The Golden Pothos is probably one of the easiest houseplants to grow and take care of. Perhaps this is why it is one of the most popular house plants around. You can easily identify a golden pothos from its heart-shaped green leaves variegated in yellow. Besides its unique shaped leaves, the pothos is also known for its long, trailing stems that can grow to 8 feet long or more. Pothos look stunning in a hanging planter or basket. Pothos are known to remove formaldehyde in the air that comes from carpet and other materials in our homes.
How Often Do You Water Golden Pothos?
Just like with any other house plant, it is important to recognize the signs of thirst before watering the plant. As a general rule, you can water your pothos if the soil has completely dried from the previous watering.
Overwatering can lead to root rot and black spots forming on the leaves.
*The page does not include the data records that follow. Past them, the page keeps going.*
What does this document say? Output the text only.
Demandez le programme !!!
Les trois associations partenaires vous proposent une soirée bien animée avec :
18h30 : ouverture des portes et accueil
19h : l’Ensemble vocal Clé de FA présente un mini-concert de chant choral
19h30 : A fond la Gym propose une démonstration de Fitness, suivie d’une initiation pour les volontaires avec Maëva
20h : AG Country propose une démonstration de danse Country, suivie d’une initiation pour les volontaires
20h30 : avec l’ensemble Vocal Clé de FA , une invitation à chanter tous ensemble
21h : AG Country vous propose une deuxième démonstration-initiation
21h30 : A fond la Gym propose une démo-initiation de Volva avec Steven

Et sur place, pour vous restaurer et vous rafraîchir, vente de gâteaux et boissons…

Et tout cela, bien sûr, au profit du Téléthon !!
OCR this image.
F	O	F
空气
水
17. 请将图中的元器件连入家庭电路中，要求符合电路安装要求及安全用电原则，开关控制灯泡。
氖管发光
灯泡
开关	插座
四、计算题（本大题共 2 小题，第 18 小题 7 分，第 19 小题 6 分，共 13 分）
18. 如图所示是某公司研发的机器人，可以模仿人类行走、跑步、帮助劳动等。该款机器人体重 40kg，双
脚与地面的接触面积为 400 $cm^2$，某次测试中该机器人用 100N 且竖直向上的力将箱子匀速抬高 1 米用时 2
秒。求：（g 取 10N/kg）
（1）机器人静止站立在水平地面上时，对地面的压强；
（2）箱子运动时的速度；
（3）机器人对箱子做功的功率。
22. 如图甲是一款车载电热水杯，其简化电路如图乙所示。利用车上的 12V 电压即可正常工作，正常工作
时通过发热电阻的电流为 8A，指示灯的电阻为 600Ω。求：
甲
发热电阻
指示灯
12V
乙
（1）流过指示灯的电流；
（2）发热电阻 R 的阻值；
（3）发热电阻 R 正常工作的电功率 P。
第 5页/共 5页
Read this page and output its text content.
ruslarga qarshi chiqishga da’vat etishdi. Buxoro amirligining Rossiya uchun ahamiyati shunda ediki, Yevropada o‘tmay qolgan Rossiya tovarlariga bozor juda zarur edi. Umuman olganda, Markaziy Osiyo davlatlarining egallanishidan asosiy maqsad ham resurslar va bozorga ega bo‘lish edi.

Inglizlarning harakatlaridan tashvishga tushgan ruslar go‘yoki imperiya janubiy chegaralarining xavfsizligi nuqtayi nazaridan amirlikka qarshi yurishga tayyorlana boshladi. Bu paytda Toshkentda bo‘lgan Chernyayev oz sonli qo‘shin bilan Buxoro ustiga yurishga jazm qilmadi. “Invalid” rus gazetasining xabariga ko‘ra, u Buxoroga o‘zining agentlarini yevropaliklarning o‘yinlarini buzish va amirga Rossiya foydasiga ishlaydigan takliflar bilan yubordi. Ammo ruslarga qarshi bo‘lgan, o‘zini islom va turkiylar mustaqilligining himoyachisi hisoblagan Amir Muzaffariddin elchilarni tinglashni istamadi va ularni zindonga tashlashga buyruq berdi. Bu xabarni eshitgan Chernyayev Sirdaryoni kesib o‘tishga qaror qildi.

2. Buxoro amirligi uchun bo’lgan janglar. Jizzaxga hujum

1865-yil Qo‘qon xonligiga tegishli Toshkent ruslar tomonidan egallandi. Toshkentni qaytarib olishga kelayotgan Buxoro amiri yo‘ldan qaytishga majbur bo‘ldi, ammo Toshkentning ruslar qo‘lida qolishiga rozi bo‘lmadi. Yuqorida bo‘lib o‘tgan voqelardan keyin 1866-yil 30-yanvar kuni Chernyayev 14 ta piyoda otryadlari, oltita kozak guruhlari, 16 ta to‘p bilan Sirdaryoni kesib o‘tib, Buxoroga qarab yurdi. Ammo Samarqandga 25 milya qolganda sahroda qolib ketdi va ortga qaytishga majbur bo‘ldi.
Yellow and mushy stems are a symptom of root rot. Use a planter with a drainage holes to prevent water buildup and soggy soil. Overwatering is essentially the only thing that will kill the golden pothos. On the other hand, wilting leaves is a sign of a thirsty plant and you should give it a good drink!
Should You Mist Golden Pothos?
While some houseplants love mist, the pothos is not one of them. There is no need to mist your golden pothos because it does not require a lot of moisture.
Do Golden Pothos Need Sunlight?
Pothos like bright, indirect light, but can tolerate and even thrive under low light or fluorescent light. This makes the pothos an ideal plant for an office or a dorm room. Prolonged exposure to intense, direct sun can damage the pothos and should be avoided. One symptom that your pothos is getting too much sun is if the leaves suddenly become more pale looking.
Although pothos can tolerate low light, growth will increase with brighter light. Under ideal bright light conditions, the pothos will have more leaves and better variegation. One sign that your pothos is not getting enough sunlight is the appearance of long spaces between the leaves. If that is the case, your pothos may benefit from some more light. Variegated plants sometimes lose their leaf pattern and revert to all-green plants if they don't get enough light. Moving them to brighter conditions usually restores the variegation.
Humidity and Temperature
Pothos is not fussy about humidity and can tolerate both high and low humidity levels. The same goes for temperature. There is no need to worry about the ideal temperature with pothos, because they will thrive in normal room temperature conditions.
Use ordinary, well-draining, good-quality all-purpose potting soil.
Since most potting soil has no nutrients, you should feed every 2 weeks from spring to fall and once a month during the winter with any balanced water-soluble houseplant fertilizer.
Pothos can be easily propagated by taking stem cuttings (also called “stem tip cuttings”) and rooting them in water or in potting soil. Cut a 4 to 6-inch stem tip with at 2 leaves attached. Then cut about a half-inch to an inch below a node (a place where a leaf is attached to a stem) Move the cuttings that are rooted in water into the soil as soon as possible so they can start getting nutrients. It can take up to 4 weeks to root.
Golden Pothos Are Toxic To Cats And Dogs
The golden pothos plant is deemed toxic to dogs and cats (and humans) by the ASPCA. If ingested, it may cause oral irritation, intense burning and irritation of mouth, tongue and lips, excessive drooling, vomiting, oral irritation and difficulty swallowing. If your pet is displaying any of those symptoms and contact with a golden pothos is possible, it is important to contact your vet immediately.